The FCC approved the decision, including the guidelines, by a 3-2 vote.

On Jan. 10, Lowell "Bud" Paxson, chairman of Paxson Communications, blasted the guidelines as "horrendous" and said they would have far-reaching and damaging consequences. The rules:

  • were adopted without any notice to, or comment, from the public.
  • "thrust the FCC into program content review that is unprecedented and now forces the agency to evaluate the content of all religious programming of all religious faiths."
  • "will immediately affect all noncommercial television broadcasters and particularly those broadcasting a significant amount of religious programming," as well as 400 noncommercial radio stations with religious formats.
  • "raise serious constitutional issues since the FCC will now be forced to favor certain types of religious programming and disfavor other types. Such content-based review of free speech represents unwarranted federal intrusion and is totally unconstitutional."

Rep. Michael Oxley (R-Ohio) sent his complaints to FCC Chairman Kennard in January, who responded that the commission was not out to suppress religious expression nor was it trying to establish new rules. Instead, he wrote, the commission was trying to "clarify long standing FCC policy applicable to any broadcaster seeking to use an NCE-reserved channel."

On Jan. 24, Oxley introduced H.R. 3525, the Religious Broadcasting Freedom Act, which quickly attracted more than 120 co-sponsors. The bill stated the FCC “shall not establish, expand, or otherwise modify requirements relating to the service obligations of noncommercial educational television stations except by means of agency rulemaking.” It also voided the FCC’s NCE guidelines that it had established in the Paxson case.

‘Worse than the first’

Four days later, the FCC withdrew the guidelines. But House Republicans were not finished. On April 6, Rep. Chip Pickering (R-Miss.), proposed H.R. 4201, the “Noncommercial Broadcasting Freedom of Expression Act.”

The bill states that any nonprofit organization is eligible to hold a NCE license “if the station is used primarily to broadcast material that the organization or entity determines serves an educational, instructional, or cultural purpose…unless that determination is arbitrary or unreasonable.”

It also bans the FCC, when considering applicants for NCE licenses, from:

  • imposing “any quantitative requirement … based on the number of hours of programming that serve educational, instructional, or cultural purposes;”
  • “prevent religious programming, including religious services, from being determined by an organization or entity to serve an educational, instructional or cultural purpose; or
  • imposing any content requirement that is not imposed on applicants for commercial radio or television licenses.

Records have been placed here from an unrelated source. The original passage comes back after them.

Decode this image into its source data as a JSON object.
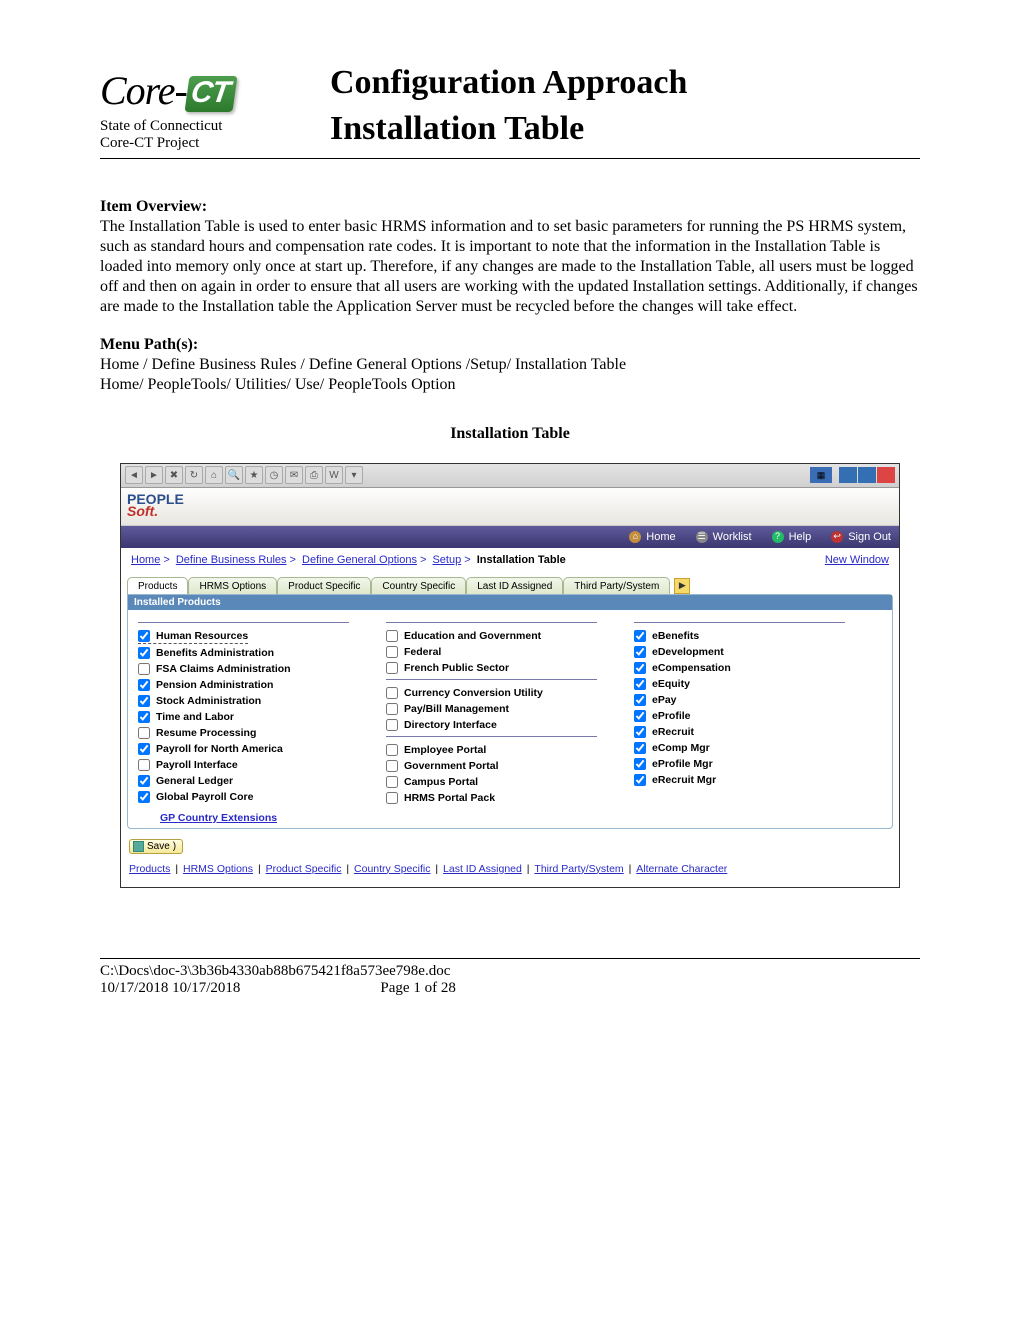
{
  "header": {
    "logo_text": "Core-",
    "logo_ct": "CT",
    "state": "State of Connecticut",
    "project": "Core-CT Project",
    "title_line1": "Configuration Approach",
    "title_line2": "Installation Table"
  },
  "overview": {
    "head": "Item Overview:",
    "body": "The Installation Table is used to enter basic HRMS information and to set basic parameters for running the PS HRMS system, such as standard hours and compensation rate codes.  It is important to note that the information in the Installation Table is loaded into memory only once at start up.  Therefore, if any changes are made to the Installation Table, all users must be logged off and then on again in order to ensure that all users are working with the updated Installation settings. Additionally, if changes are made to the Installation table the Application Server must be recycled before the changes will take effect."
  },
  "menupath": {
    "head": "Menu Path(s):",
    "line1": "Home / Define Business Rules / Define General Options /Setup/ Installation Table",
    "line2": "Home/ PeopleTools/ Utilities/ Use/ PeopleTools Option"
  },
  "inst_title": "Installation Table",
  "ps": {
    "nav": {
      "home": "Home",
      "worklist": "Worklist",
      "help": "Help",
      "signout": "Sign Out"
    },
    "crumbs": [
      "Home",
      "Define Business Rules",
      "Define General Options",
      "Setup"
    ],
    "crumb_current": "Installation Table",
    "new_window": "New Window",
    "tabs": [
      "Products",
      "HRMS Options",
      "Product Specific",
      "Country Specific",
      "Last ID Assigned",
      "Third Party/System"
    ],
    "panel_head": "Installed Products",
    "col1": [
      {
        "label": "Human Resources",
        "checked": true,
        "dashed": true
      },
      {
        "label": "Benefits Administration",
        "checked": true
      },
      {
        "label": "FSA Claims Administration",
        "checked": false
      },
      {
        "label": "Pension Administration",
        "checked": true
      },
      {
        "label": "Stock Administration",
        "checked": true
      },
      {
        "label": "Time and Labor",
        "checked": true
      },
      {
        "label": "Resume Processing",
        "checked": false
      },
      {
        "label": "Payroll for North America",
        "checked": true
      },
      {
        "label": "Payroll Interface",
        "checked": false
      },
      {
        "label": "General Ledger",
        "checked": true
      },
      {
        "label": "Global Payroll Core",
        "checked": true
      }
    ],
    "gp_link": "GP Country Extensions",
    "col2a": [
      {
        "label": "Education and Government",
        "checked": false
      },
      {
        "label": "Federal",
        "checked": false
      },
      {
        "label": "French Public Sector",
        "checked": false
      }
    ],
    "col2b": [
      {
        "label": "Currency Conversion Utility",
        "checked": false
      },
      {
        "label": "Pay/Bill Management",
        "checked": false
      },
      {
        "label": "Directory Interface",
        "checked": false
      }
    ],
    "col2c": [
      {
        "label": "Employee Portal",
        "checked": false
      },
      {
        "label": "Government Portal",
        "checked": false
      },
      {
        "label": "Campus Portal",
        "checked": false
      },
      {
        "label": "HRMS Portal Pack",
        "checked": false
      }
    ],
    "col3": [
      {
        "label": "eBenefits",
        "checked": true
      },
      {
        "label": "eDevelopment",
        "checked": true
      },
      {
        "label": "eCompensation",
        "checked": true
      },
      {
        "label": "eEquity",
        "checked": true
      },
      {
        "label": "ePay",
        "checked": true
      },
      {
        "label": "eProfile",
        "checked": true
      },
      {
        "label": "eRecruit",
        "checked": true
      },
      {
        "label": "eComp Mgr",
        "checked": true
      },
      {
        "label": "eProfile Mgr",
        "checked": true
      },
      {
        "label": "eRecruit Mgr",
        "checked": true
      }
    ],
    "save": "Save",
    "bottom_links": [
      "Products",
      "HRMS Options",
      "Product Specific",
      "Country Specific",
      "Last ID Assigned",
      "Third Party/System",
      "Alternate Character"
    ]
  },
  "footer": {
    "path": "C:\\Docs\\doc-3\\3b36b4330ab88b675421f8a573ee798e.doc",
    "date": "10/17/2018 10/17/2018",
    "page": "Page 1 of 28"
  }
}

“Both bills are bad, but Pickering’s bill is even worse than the first one,” Starr said. “What is left out of the bill is anything to allow the community or the FCC to make a judgment whether a station is serving the needs of the community. It gives all the discretion to the broadcasters.”

Starr believes that while religious broadcasters should have the right to broadcast – that’s what commercial licenses are for -- they do not have the right to take over the small segment of the airwaves reserved for public broadcasting. The religious broadcasters are not interested in providing the type of cultural and educational programming that are commonly found on PBS or NPR. That’s because some religious broadcasters define “educational” programs in a way most communities would not only not recognize, but might find repugnant, he said.

“The program which they characterize as ‘sincere people of faith sharing their beliefs with others’ frequently consists of programs that are political in nature, not religious, and, sometimes, attacking people of other religions,” Starr said.

The Pittsburgh WQEX case is an omen of things to come in the broadcast industry, Starr said. Non-religious stations usually scrap by on contributions from corporations and individuals, but federal financial support for public broadcasting is always under attack in Congress. WQEX is one of many stations that may be forced out of business. This legislation suggested that if they do, religious broadcasters will swoop down to grab the licenses, he said.

“If this bill passes,” Starr said, “it’s open season on NCE licenses.”